During summer vacations in our family, next to Champorado, Ginataang Halo-Halo is our favorite afternoon snack. This is a dessert of different tropical fruits cooked in coconut cream and pandan. This could be served hot or cold. The best ginataang halo-halo I ‘ve ever tasted was during the “Pamanhikan” of my cousins boyfriend who hails from Ilocos. I begged to her mom to share this yummy dessert!
1 cup of galapong (rice flour mixed with water) You can buy this in the market. You can also choose to buy the ube colored galapon
3 pieces of pandan leaves
1 cup of camote (sweet potato) peeled and cut in cubes
half a cup of shreaded langka (jackfruit)
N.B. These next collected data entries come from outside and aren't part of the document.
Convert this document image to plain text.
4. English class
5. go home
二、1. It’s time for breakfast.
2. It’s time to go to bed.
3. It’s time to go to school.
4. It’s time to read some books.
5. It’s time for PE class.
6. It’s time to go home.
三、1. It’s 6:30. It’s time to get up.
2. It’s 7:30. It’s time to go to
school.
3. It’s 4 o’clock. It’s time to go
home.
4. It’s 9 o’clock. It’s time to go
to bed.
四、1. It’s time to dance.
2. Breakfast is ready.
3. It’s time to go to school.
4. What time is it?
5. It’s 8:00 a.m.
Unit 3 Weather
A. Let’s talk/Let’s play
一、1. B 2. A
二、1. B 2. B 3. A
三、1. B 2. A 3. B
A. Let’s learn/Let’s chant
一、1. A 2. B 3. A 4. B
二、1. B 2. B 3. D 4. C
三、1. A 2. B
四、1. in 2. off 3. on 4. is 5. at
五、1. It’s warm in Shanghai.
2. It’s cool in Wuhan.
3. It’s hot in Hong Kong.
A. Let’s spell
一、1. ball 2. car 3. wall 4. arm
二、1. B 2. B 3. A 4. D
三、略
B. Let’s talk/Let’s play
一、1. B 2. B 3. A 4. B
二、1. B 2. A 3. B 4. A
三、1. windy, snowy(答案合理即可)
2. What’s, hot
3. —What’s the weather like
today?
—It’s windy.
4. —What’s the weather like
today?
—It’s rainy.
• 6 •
1 cup of bananas (saba) peeled and cut about 1 cm thickness
1 cup of gabi (taro) peeled and cut in cubes
half a cup of ube (violet yam) peeled cut in cubes
2 cups of coconut milk
1 cup of white sugar
This dessert is very easy to do. Start by forming by forming small balls with the use of your palm the galapong: about marble size. Do not form all the galpong into balls, leave about a handful . Then in a deep casserole pour your coconut milk and sugar. Mix them well. Put all your ingredients except the galapong balls: bananas, sweet potatoes, gabi, ube, langka and pandan leaves. Cover it and turn on the fire. Simmer this for about thirty minutes. Check the tenderness of your ingredients using a fork. Lower the fire and continue simmering for another ten minutes and add your galapong balls. Before turning of the fire get a laddle full of this creamy sauce and dissolve the remaining galapong you set aside. This will help you thicken the ginataan. Pour it and continue mixing. Turn of the fire. Serve hot or cold. You can put some violet food coloring if you want.